Alice, in particular, has become a global meme that has spread like wildfire, infecting, especially, Japan, or so it seems. The Japanese love Alice. She is a fictional character, but the sheer number of morality plays they have teased out of her …

The benefit of fictional characters is that they allow us to step aside from ourselves and explore morality plays in the safety of the written word, or the movie, or the theater play, or any other media where people can be fictions created to entertain and to instruct. From fiction we learn without being threatened by the reality of what we see.

Perhaps one of the greatest failings in the newest computer media, like games, both online and stand-alone, is the loss of the character. The actors in the game are no longer characters, but mere placeholders for the people behind them, or place holders for some single-dimensional concept, such as “something I have to kill before it kills me”. Many online games allow players to become actors that are nothing but mythic versions of the players.

A fictional character is a character.

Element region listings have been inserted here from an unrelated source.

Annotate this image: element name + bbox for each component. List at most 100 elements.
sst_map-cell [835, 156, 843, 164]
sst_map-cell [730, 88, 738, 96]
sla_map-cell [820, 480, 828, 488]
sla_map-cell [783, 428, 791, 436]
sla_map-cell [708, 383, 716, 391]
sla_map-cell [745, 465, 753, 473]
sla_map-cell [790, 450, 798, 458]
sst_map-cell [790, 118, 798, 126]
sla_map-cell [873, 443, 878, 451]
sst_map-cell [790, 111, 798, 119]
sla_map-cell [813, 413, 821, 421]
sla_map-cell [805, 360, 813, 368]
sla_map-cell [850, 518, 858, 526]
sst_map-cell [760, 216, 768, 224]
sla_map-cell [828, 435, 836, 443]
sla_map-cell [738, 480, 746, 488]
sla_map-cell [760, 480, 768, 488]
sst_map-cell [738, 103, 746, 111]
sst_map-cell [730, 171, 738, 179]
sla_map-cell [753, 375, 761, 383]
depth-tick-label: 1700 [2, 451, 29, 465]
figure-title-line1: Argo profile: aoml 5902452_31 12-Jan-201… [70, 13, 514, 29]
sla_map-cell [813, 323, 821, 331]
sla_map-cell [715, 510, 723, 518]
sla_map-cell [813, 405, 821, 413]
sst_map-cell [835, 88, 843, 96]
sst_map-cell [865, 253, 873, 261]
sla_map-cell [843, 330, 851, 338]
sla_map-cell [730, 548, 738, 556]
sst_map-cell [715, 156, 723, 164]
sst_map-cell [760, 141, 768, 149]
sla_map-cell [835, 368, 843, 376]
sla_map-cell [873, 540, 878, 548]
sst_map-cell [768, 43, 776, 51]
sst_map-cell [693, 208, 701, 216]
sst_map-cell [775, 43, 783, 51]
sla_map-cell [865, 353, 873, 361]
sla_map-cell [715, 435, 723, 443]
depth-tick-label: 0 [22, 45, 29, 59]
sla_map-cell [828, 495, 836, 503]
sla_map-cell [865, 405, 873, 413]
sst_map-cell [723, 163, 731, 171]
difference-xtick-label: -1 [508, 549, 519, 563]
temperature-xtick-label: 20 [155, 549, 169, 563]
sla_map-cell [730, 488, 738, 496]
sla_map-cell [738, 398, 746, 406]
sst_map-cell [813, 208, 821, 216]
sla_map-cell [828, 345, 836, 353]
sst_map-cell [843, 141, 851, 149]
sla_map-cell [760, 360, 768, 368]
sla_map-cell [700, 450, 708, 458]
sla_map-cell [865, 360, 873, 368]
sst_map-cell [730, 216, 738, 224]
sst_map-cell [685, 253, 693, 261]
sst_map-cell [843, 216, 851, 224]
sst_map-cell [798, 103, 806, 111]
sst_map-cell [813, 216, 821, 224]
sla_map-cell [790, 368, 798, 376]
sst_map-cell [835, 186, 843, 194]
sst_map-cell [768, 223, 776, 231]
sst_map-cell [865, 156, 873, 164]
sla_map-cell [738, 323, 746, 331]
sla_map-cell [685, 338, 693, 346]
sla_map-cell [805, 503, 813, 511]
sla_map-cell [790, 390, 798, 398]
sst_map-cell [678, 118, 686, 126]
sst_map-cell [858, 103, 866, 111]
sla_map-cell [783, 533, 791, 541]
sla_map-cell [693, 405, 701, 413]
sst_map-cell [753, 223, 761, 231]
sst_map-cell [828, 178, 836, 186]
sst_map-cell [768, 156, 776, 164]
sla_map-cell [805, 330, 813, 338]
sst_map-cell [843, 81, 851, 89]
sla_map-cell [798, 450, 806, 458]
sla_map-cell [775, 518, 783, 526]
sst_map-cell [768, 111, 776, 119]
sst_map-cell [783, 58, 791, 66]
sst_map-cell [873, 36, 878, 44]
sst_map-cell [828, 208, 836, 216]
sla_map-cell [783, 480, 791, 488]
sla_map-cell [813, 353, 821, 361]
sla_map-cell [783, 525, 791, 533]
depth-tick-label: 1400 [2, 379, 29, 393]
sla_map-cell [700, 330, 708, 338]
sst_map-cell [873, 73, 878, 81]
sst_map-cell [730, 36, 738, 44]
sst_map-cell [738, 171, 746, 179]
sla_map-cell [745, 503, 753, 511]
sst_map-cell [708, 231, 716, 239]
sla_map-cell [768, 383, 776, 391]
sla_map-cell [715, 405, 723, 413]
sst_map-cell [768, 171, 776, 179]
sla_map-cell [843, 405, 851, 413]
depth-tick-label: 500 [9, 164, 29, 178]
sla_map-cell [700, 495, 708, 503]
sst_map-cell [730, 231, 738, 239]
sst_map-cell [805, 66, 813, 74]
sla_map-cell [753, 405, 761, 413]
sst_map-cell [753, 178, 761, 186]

They have dimension and depth. They are their own people. Even when the actors portraying them are not present, they are still there, simply being, as a shadow that reflects the real world back at itself for introspection. How do we avoid losing something that precious in the trend away from communal media and toward more shallow forms as individualized entertainment, as well as the backwash of this trend back into communal media?

Marshall McLuhan said that electronic media will destroy plot and narrative. Will it also destroy the fictional character, the people who are not that we turn to for wisdom?